Objectif
Ce modèle d'analyse est destiné à comprendre certains changements de normes au sein de notre société. Il s'applique particulièrement aux idéologies qui servent, même indirectement, les intérêts du capitalisme contemporain. Le modèle fournit une grille de lecture fondée sur des dynamiques sociales observables, sans juger le contenu des normes concernées.
Le modèle
Phase 1 - Introduction douce : le volontariat éclairé
La norme émergente est présentée comme utile, positive et facultative. Le discours valorise la responsabilité individuelle, la rationalité, le choix. Toute résistance est considérée légitime.
Exemples
- L'anglais est un atout pour les projets internationaux.
- Le vaccin est disponible pour les publics volontaires.
- L'euthanasie sera strictement encadrée, pour les cas les plus extrêmes.
Phase 2 - Moralisation : la pression sociale douce
La norme devient une marque de civisme, de modernité ou d'intelligence. Refuser de s'y conformer devient moralement suspect. L'incitation devient une pression.
Exemples
- Parler anglais montre que vous êtes adapté, ouvert, compétent.
- Se vacciner protège les autres. Refuser, c'est être égoïste.
- Refuser à quelqu'un de mourir dignement, c'est inhumain.
Phase 3 - Institutionnalisation : la contrainte
La norme devient obligatoire pour accéder à des ressources, des postes, des droits. Elle est inscrite dans les règles formelles.
La non-conformité exclut.
Exemples
- L'anglais est requis pour tous les postes de cadre.
- Passe vaccinal requis pour accéder aux lieux publics.
- L'euthanasie étend son périmètre d'application, avec les risques d'une dérive possible vers une "solution sociale" à certaines situations de dépendance.
Phase 4 - Diabolisation des dissidents : l'exclusion symbolique et le mécanisme du bouc émissaire
La norme devient identitaire. Celui qui y déroge est marginalisé, disqualifié, caricaturé. Il est désigné comme un obstacle à la société, voire comme une menace. Ce processus passe par la désignation d'un ou plusieurs boucs émissaires, concentrant sur ceux-ci la peur collective, l'angoisse sociale, voire la haine. En stigmatisant, ce mécanisme renforce la cohésion du groupe dominant.
Exemples
- Refuser l'anglais en entreprise ? Vous êtes inemployable.
- Non-vacciné ? Vous mettez la société en danger, vous êtes un antivax d'ultra-droite.
- Contre l'élargissement du droit à l'euthanasie aux mineurs et aux pauvres ? Vous êtes réactionnaire, insensible à la souffrance humaine.
Champs d'application pertinents
Le modèle fonctionne bien sur des normes :
- à prétention universaliste (morale, modernité, rationalité)
- diffusées par des relais non étatiques (entreprises, ONG, "experts", médias)
- liées à des intérêts économiques forts (marché linguistique (1), pharmaceutique, numérique)
Cadrage critique
- Ce modèle ne s'applique pas à tous les changements sociaux.
- Il ne suppose aucun complot : il décrit des logiques systémiques sans acteur unique.
- Il n'implique pas que toute norme issue de ce processus est néfaste, mais que le processus peut rendre impossible toute opposition saine.
- Il met en garde contre la logique du cliquet : chaque étape empêche le retour en arrière.
- Il attire l'attention sur la facilité avec laquelle le système peut désigner un bouc émissaire pour maintenir la cohésion apparente du groupe majoritaire.
Remarque
La progression décrite dans ce modèle épouse la logique de la fenêtre d'Overton : une idée auparavant impensable devient progressivement tolérable, puis raisonnable, puis populaire, puis politique, puis obligatoire.

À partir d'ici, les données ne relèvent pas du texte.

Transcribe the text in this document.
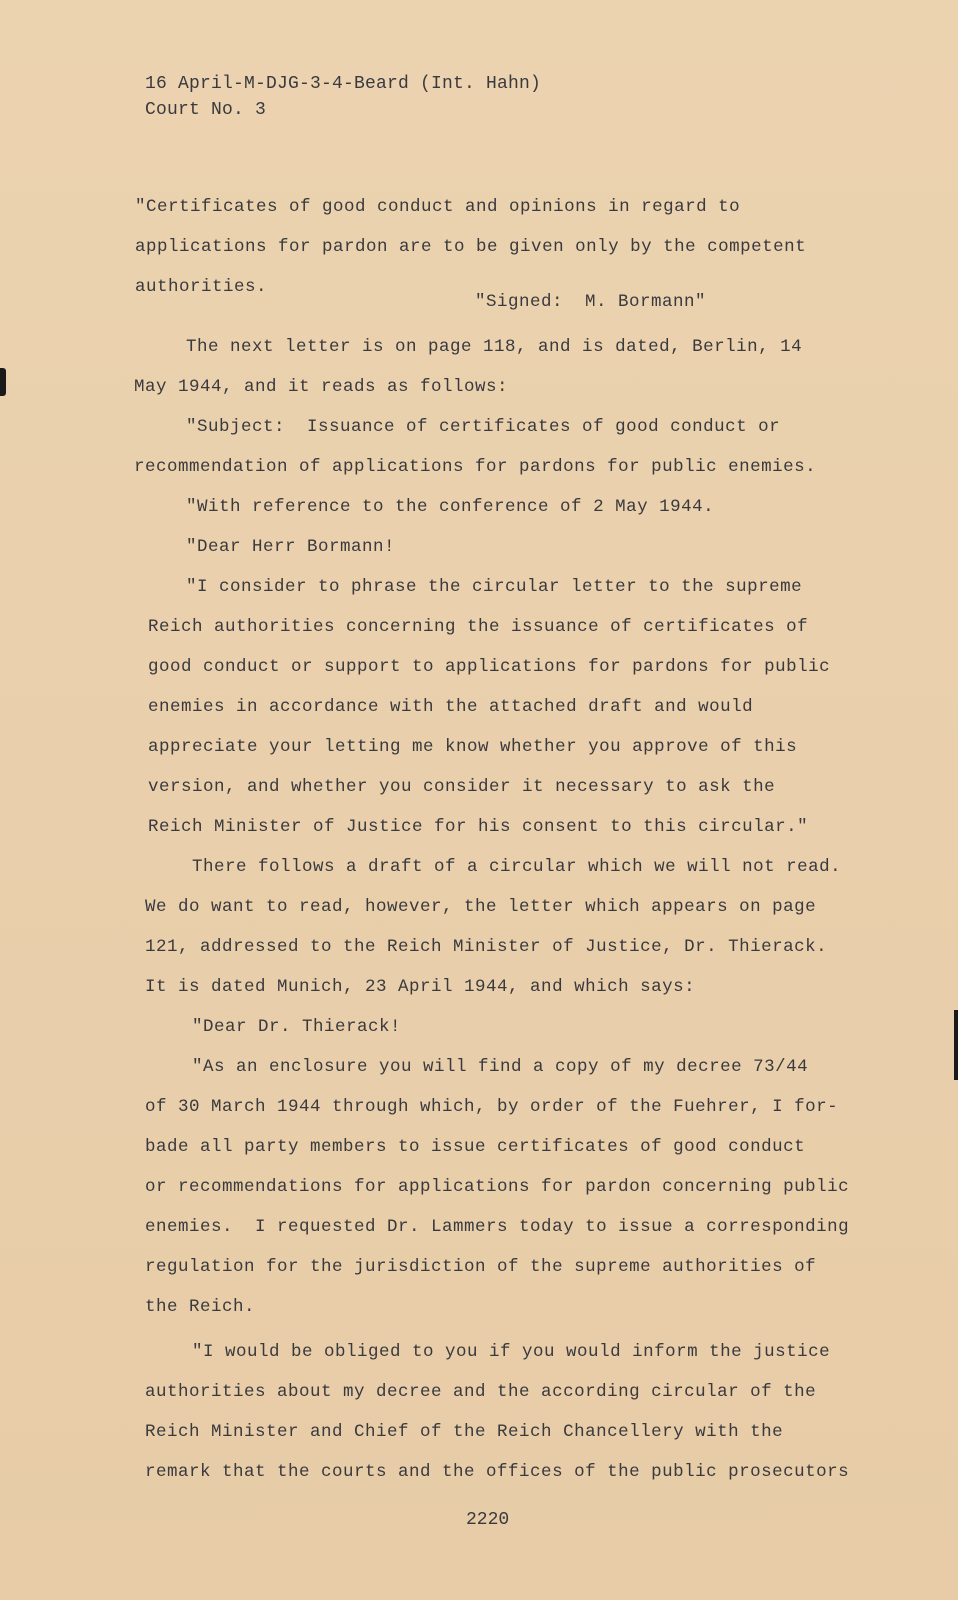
16 April-M-DJG-3-4-Beard (Int. Hahn)
Court No. 3
"Certificates of good conduct and opinions in regard to
applications for pardon are to be given only by the competent
authorities.
"Signed:  M. Bormann"
The next letter is on page 118, and is dated, Berlin, 14
May 1944, and it reads as follows:
"Subject:  Issuance of certificates of good conduct or
recommendation of applications for pardons for public enemies.
"With reference to the conference of 2 May 1944.
"Dear Herr Bormann!
"I consider to phrase the circular letter to the supreme
Reich authorities concerning the issuance of certificates of
good conduct or support to applications for pardons for public
enemies in accordance with the attached draft and would
appreciate your letting me know whether you approve of this
version, and whether you consider it necessary to ask the
Reich Minister of Justice for his consent to this circular."
There follows a draft of a circular which we will not read.
We do want to read, however, the letter which appears on page
121, addressed to the Reich Minister of Justice, Dr. Thierack.
It is dated Munich, 23 April 1944, and which says:
"Dear Dr. Thierack!
"As an enclosure you will find a copy of my decree 73/44
of 30 March 1944 through which, by order of the Fuehrer, I for-
bade all party members to issue certificates of good conduct
or recommendations for applications for pardon concerning public
enemies.  I requested Dr. Lammers today to issue a corresponding
regulation for the jurisdiction of the supreme authorities of
the Reich.
"I would be obliged to you if you would inform the justice
authorities about my decree and the according circular of the
Reich Minister and Chief of the Reich Chancellery with the
remark that the courts and the offices of the public prosecutors
2220
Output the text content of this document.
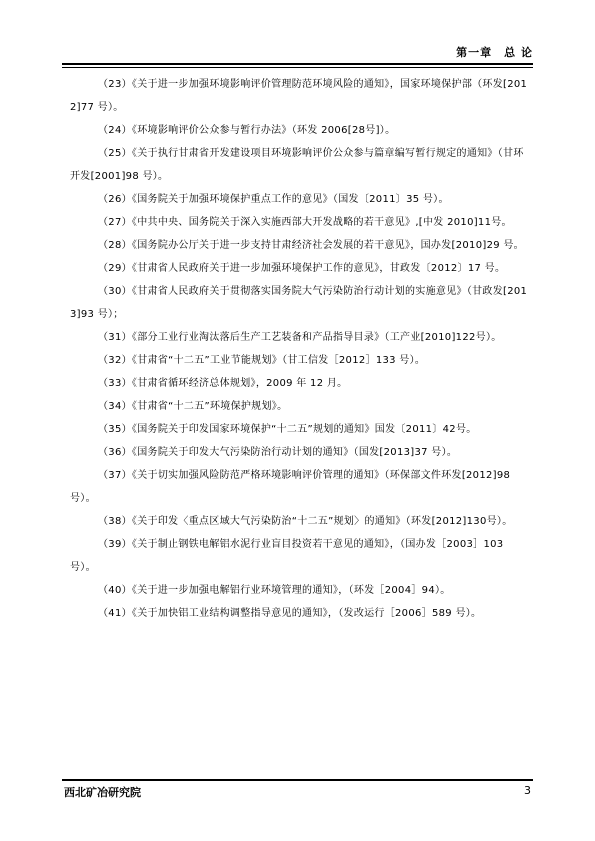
第一章　总 论

（23）《关于进一步加强环境影响评价管理防范环境风险的通知》，国家环境保护部（环发[2012]77 号）。

（24）《环境影响评价公众参与暂行办法》（环发 2006[28号]）。

（25）《关于执行甘肃省开发建设项目环境影响评价公众参与篇章编写暂行规定的通知》（甘环开发[2001]98 号）。

（26）《国务院关于加强环境保护重点工作的意见》（国发〔2011〕35 号）。

（27）《中共中央、国务院关于深入实施西部大开发战略的若干意见》,[中发 2010]11号。

（28）《国务院办公厅关于进一步支持甘肃经济社会发展的若干意见》，国办发[2010]29 号。

（29）《甘肃省人民政府关于进一步加强环境保护工作的意见》，甘政发〔2012〕17 号。

（30）《甘肃省人民政府关于贯彻落实国务院大气污染防治行动计划的实施意见》（甘政发[2013]93 号）；

（31）《部分工业行业淘汰落后生产工艺装备和产品指导目录》（工产业[2010]122号）。

（32）《甘肃省“十二五”工业节能规划》（甘工信发［2012］133 号）。

（33）《甘肃省循环经济总体规划》，2009 年 12 月。

（34）《甘肃省“十二五”环境保护规划》。

（35）《国务院关于印发国家环境保护“十二五”规划的通知》国发〔2011〕42号。

（36）《国务院关于印发大气污染防治行动计划的通知》（国发[2013]37 号）。

（37）《关于切实加强风险防范严格环境影响评价管理的通知》（环保部文件环发[2012]98 号）。

（38）《关于印发〈重点区域大气污染防治“十二五”规划〉的通知》（环发[2012]130号）。

（39）《关于制止钢铁电解铝水泥行业盲目投资若干意见的通知》，（国办发［2003］103 号）。

（40）《关于进一步加强电解铝行业环境管理的通知》，（环发［2004］94）。

（41）《关于加快铝工业结构调整指导意见的通知》，（发改运行［2006］589 号）。

西北矿冶研究院	3
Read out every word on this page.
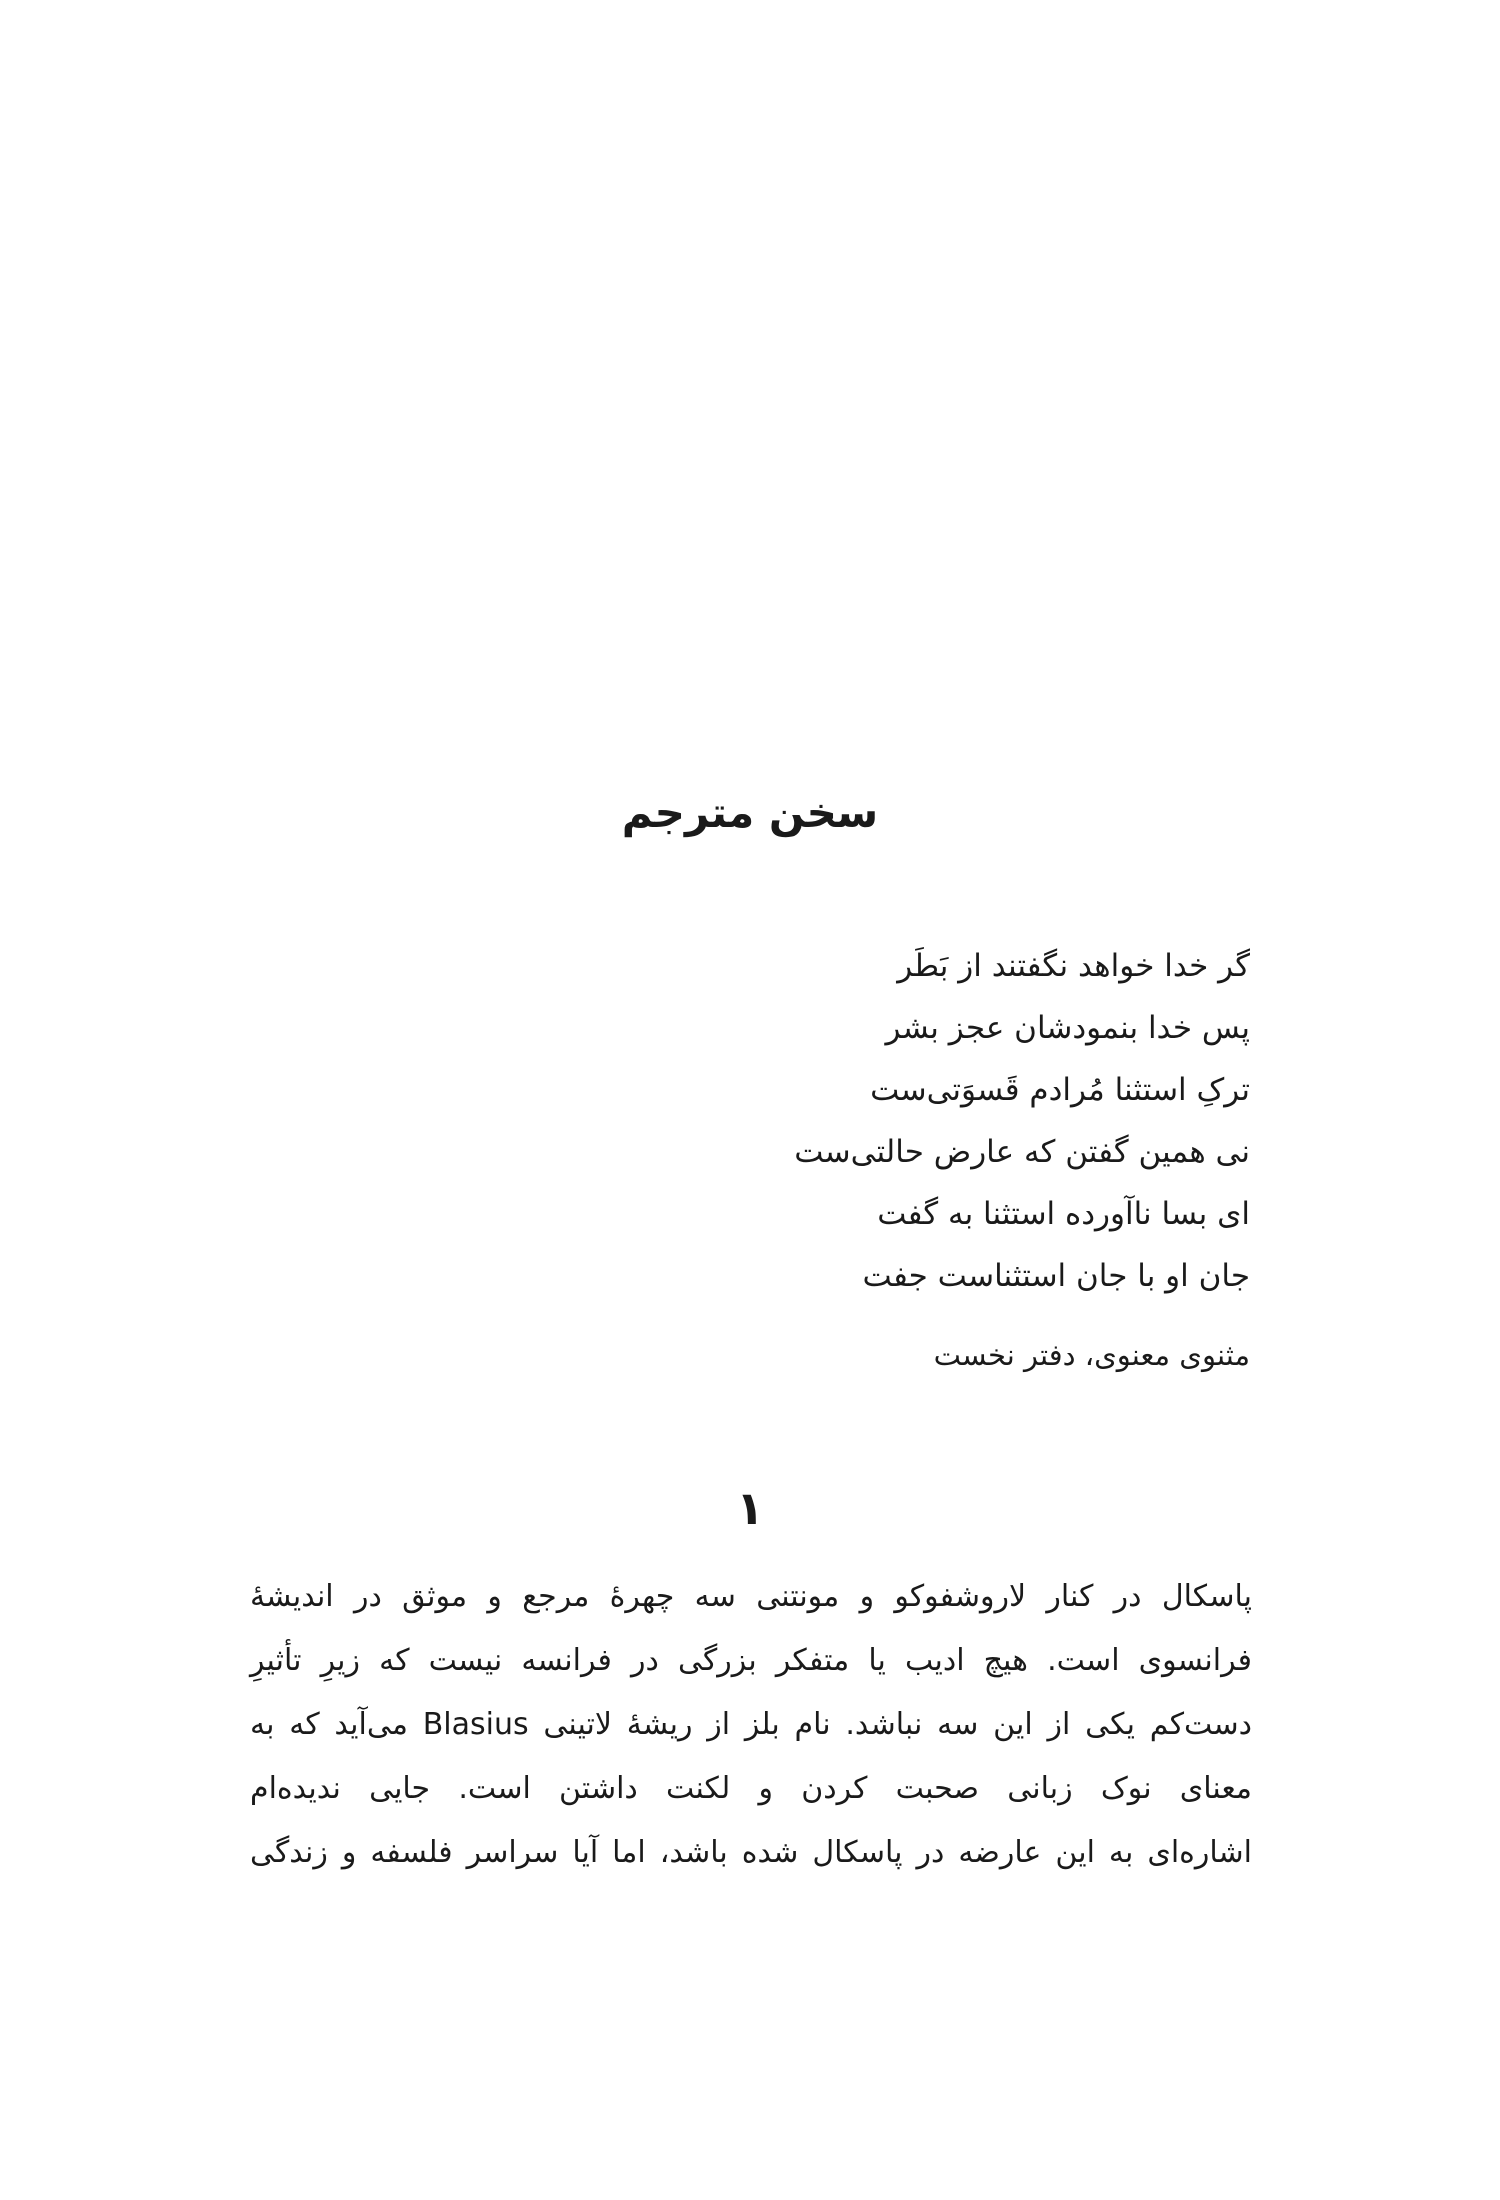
سخن مترجم
گر خدا خواهد نگفتند از بَطَر
پس خدا بنمودشان عجز بشر
ترکِ استثنا مُرادم قَسوَتی‌ست
نی همین گفتن که عارض حالتی‌ست
ای بسا ناآورده استثنا به گفت
جان او با جان استثناست جفت
مثنوی معنوی، دفتر نخست
۱
پاسکال در کنار لاروشفوکو و مونتنی سه چهرهٔ مرجع و موثق در اندیشهٔ
فرانسوی است. هیچ ادیب یا متفکر بزرگی در فرانسه نیست که زیرِ تأثیرِ
دست‌کم یکی از این سه نباشد. نام بلز از ریشهٔ لاتینی Blasius می‌آید که به
معنای نوک زبانی صحبت کردن و لکنت داشتن است. جایی ندیده‌ام
اشاره‌ای به این عارضه در پاسکال شده باشد، اما آیا سراسر فلسفه و زندگی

La fenêtre du pensable se déplace sous l'effet combiné des discours, des intérêts et de la pression sociale. Ce modèle montre que, lorsque la trajectoire est verrouillée par des paliers successifs (effet de cliquet), la fenêtre ne se contente pas de glisser : le glissement ne peut plus faire marche arrière après chaque seuil franchi.
Notes
- marché linguistique : Concept emprunté à Pierre Bourdieu, le marché linguistique désigne l'espace social dans lequel les langues ou registres de langue sont valorisés de façon inégale, en fonction des enjeux de pouvoir et de reconnaissance. Parler une langue dominante (comme l'anglais aujourd'hui) confère un capital symbolique et économique. La hiérarchisation des langues reflète donc des rapports de domination sociale. L'imposition de l'anglais dans certains milieux professionnels en France, y compris quand cela n'est pas fonctionnellement nécessaire, est une illustration directe de cette logique de marché.